Ahl al-Mumit

“My rage is my weapon, but it is also my curse. Inshallah, I will one night overcome it.”

You want to join the Ahl al-Mumit because:

You are angry that you’re dead and you don’t know how to deal with it. You think mortals waste their humanity. You are driven to hunt down other monsters.

The big picture:

We rage at our cursed condition and the injustices committed against us. We always feel close to frenzy, and one wrong move could end with watching a sunrise. Fortunately, we possess the gift of Karamat, the magical rituals Europeans call Theban Sorcery. Karamat reminds us of our humanity, tempering our rage to work miracles. God does not directly intercede to work these marvels; instead, we call upon the gifts God granted us. It is God’s role to convert the wicked and judge the impure. It is our role to execute God’s judgment and punish the unworthy. We see every vile act humanity commits and find them wanting. Some Wrathful wish to prove to God that the world is unworthy. Others hunt monsters far worse than divs. Most just want to make it through tonight without unintentionally destroying what little we have left. Muslims dominate Ahl al-Mumit, but significant minorities of Christians and Jews exist within our ranks. The few European Kindred who journey east and return compare us to their Lancea et Sanctum. We add this presumption to the long list of reasons we are angry at the world. We are cursed enough as it is, and God has no need for more monsters!

Where we came from:

The Lancea et Sanctum say they learned Karamat from an angel. We learned it from Iblis himself. God made his anger known when Iblis would not bow to humanity. Iblis asked for a gift so he could be an agent of God’s wrath, and God granted him Karamat but cursed him, so his form was no longer smokeless fire, but dead flesh. It was Iblis who sired the clans, Iblis who gave us our path, and Iblis who taught the first Karamat.

Our practices:

We use our rage to hunt Kindred, Begotten, and other monsters who lost their humanity long ago; yet we temper our wrath, so we do not become like them. Karamat reminds us of God’s mercy, and it is our solemn duty to recover these rituals. We will not allow them to fall into the Lancea et Sanctum’s hands, and we take it upon ourselves to keep those monsters out of our lands.
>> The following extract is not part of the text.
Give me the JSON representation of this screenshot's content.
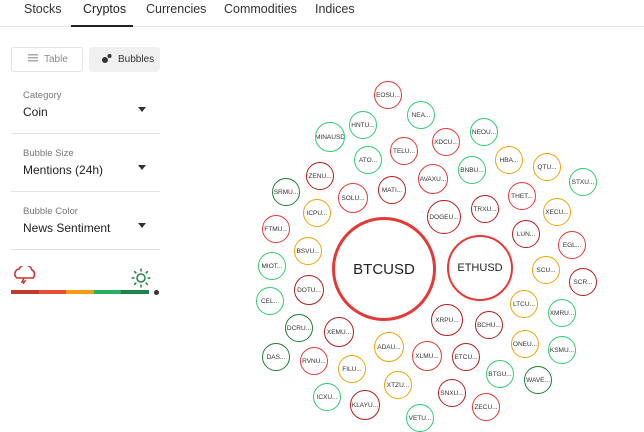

We infiltrate mortal institutions, both to eliminate those we deem corrupt and to remind ourselves how to be human.

Nicknames: The Wrathful (informal), al-Hamasoun (respectful), Banu Shaitan (European, derogatory)

When we are in power:

The wicked feel our wrath. The other covenants claim our domains are uncompromising, but we only turn our rage upon them if they give us just cause. We ruthlessly hunt down divs who welcome the curse and become true monsters, for God finds them wanting.

When we are in trouble:

We lash out against those who keep us down. We are putrid and denied spiritual purity. Now these arrogant bastards want to eliminate our remaining dignity? Let God damn their families! We will crush them with our rage.